BJT is a 3 terminals namely emitter, base and collector having 2 p-n junctions side by side which is used for amplifying the signal.

there are two types of BJTs 1)pnp 2)npn

basically emitter is heavily doped, the base is lightly doped, the collector is moderately doped. In normal operations

1)Emitter-base junction is forward biased

2)collector-base junction is reverse biased.

Biasing of BJT:

Biasing: In the connection of some D.C voltage sources, resistors and capacitors and transistors circuit to train the operating point or quotient point so that faithful amplification occurs at the output of the transistor.

need for biasing:

1) To keep the transistor in an active region. An active region is only the amplifying characteristics.

2) To set proper collector current for zero input signal.

3)To give the stability of the circuit output against temperature changes and Beta variations.

BJTs having high currents and resulting high power consumption so we go for Metal Oxide Semiconductor Device Field Effect Transistor in shortcut MOSFET.

MOSFETs having low currents and resulting low power consumption compared with BJTs.

The main difference between BJTs and MOSFETs are speed. BJTs having high speed of operation but MOSFETs are low speed compared with BJTs.

there are two types of MOSFETs namely N-MOS and P-MOS.

FETs having also 3 terminals source, gate, drain

In fets, there is a channel between source and drain. the current passing from the source to drain

operating point is same as explained in the BJTs part as maintaining the amplifying the input signal.

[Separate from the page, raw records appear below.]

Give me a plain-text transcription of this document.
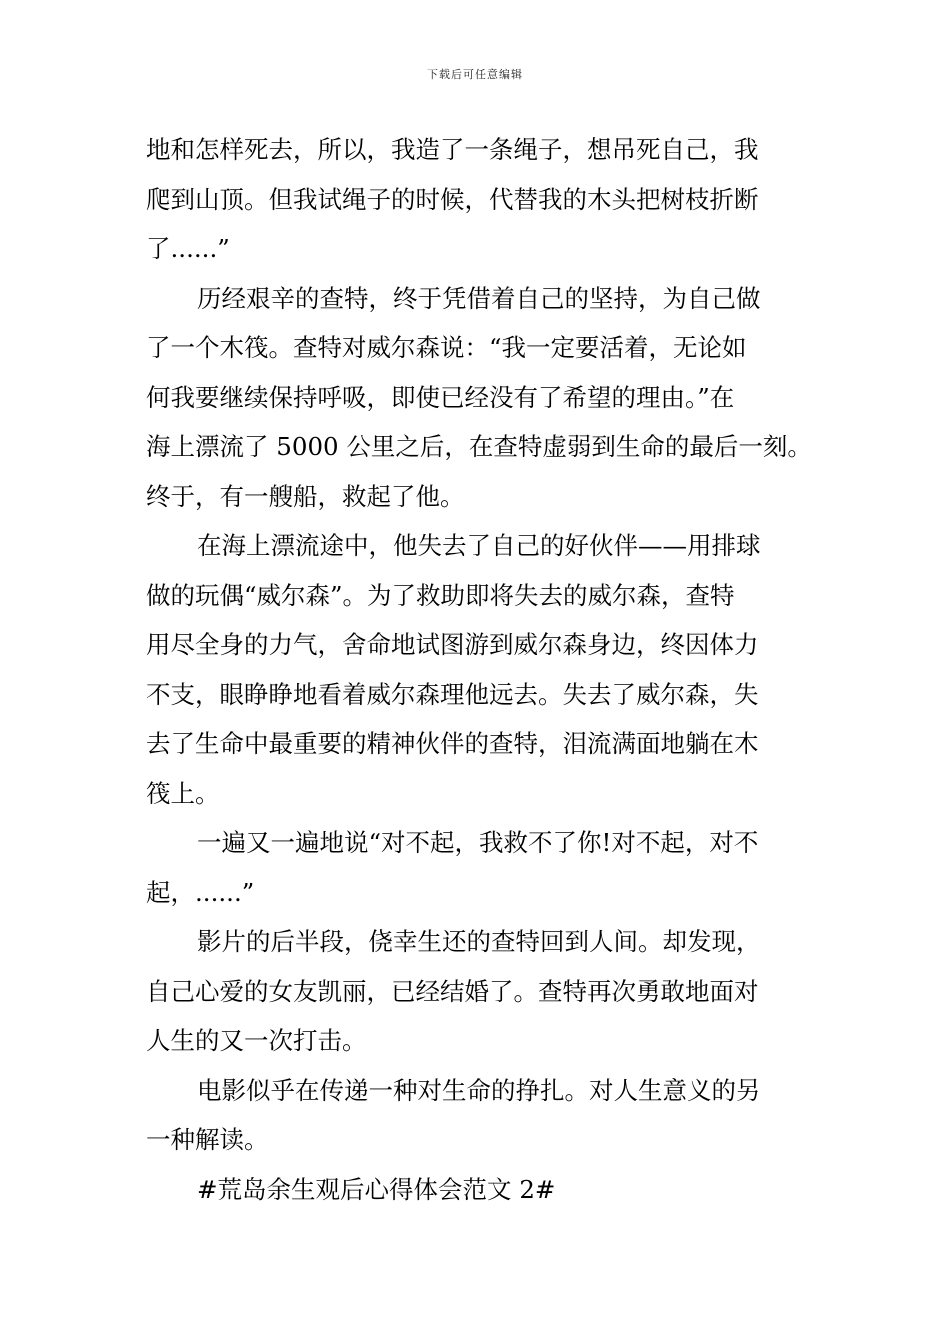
下载后可任意编辑
地和怎样死去，所以，我造了一条绳子，想吊死自己，我
爬到山顶。但我试绳子的时候，代替我的木头把树枝折断
了......”
历经艰辛的查特，终于凭借着自己的坚持，为自己做
了一个木筏。查特对威尔森说：“我一定要活着，无论如
何我要继续保持呼吸，即使已经没有了希望的理由。”在
海上漂流了 5000 公里之后，在查特虚弱到生命的最后一刻。
终于，有一艘船，救起了他。
在海上漂流途中，他失去了自己的好伙伴——用排球
做的玩偶“威尔森”。为了救助即将失去的威尔森，查特
用尽全身的力气，舍命地试图游到威尔森身边，终因体力
不支，眼睁睁地看着威尔森理他远去。失去了威尔森，失
去了生命中最重要的精神伙伴的查特，泪流满面地躺在木
筏上。
一遍又一遍地说“对不起，我救不了你!对不起，对不
起，......”
影片的后半段，侥幸生还的查特回到人间。却发现，
自己心爱的女友凯丽，已经结婚了。查特再次勇敢地面对
人生的又一次打击。
电影似乎在传递一种对生命的挣扎。对人生意义的另
一种解读。
#荒岛余生观后心得体会范文 2#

an op-amp is an operational amplifier which has very high open loop gain, infinite input resistance, low output resistance, Infinite bandwidth, zero offsets, infinite Common Mode Rejection Ration and high slew rate.

op-amp having inverting and non-inverting terminals so we can feed 2 input voltages the gain depends on the difference between these two input voltages.while single input voltage is given to BJTs and MOSFETs.

the opertaing range of op-amp is same as BJTs and MOSFETs.To maintain the circuit stability.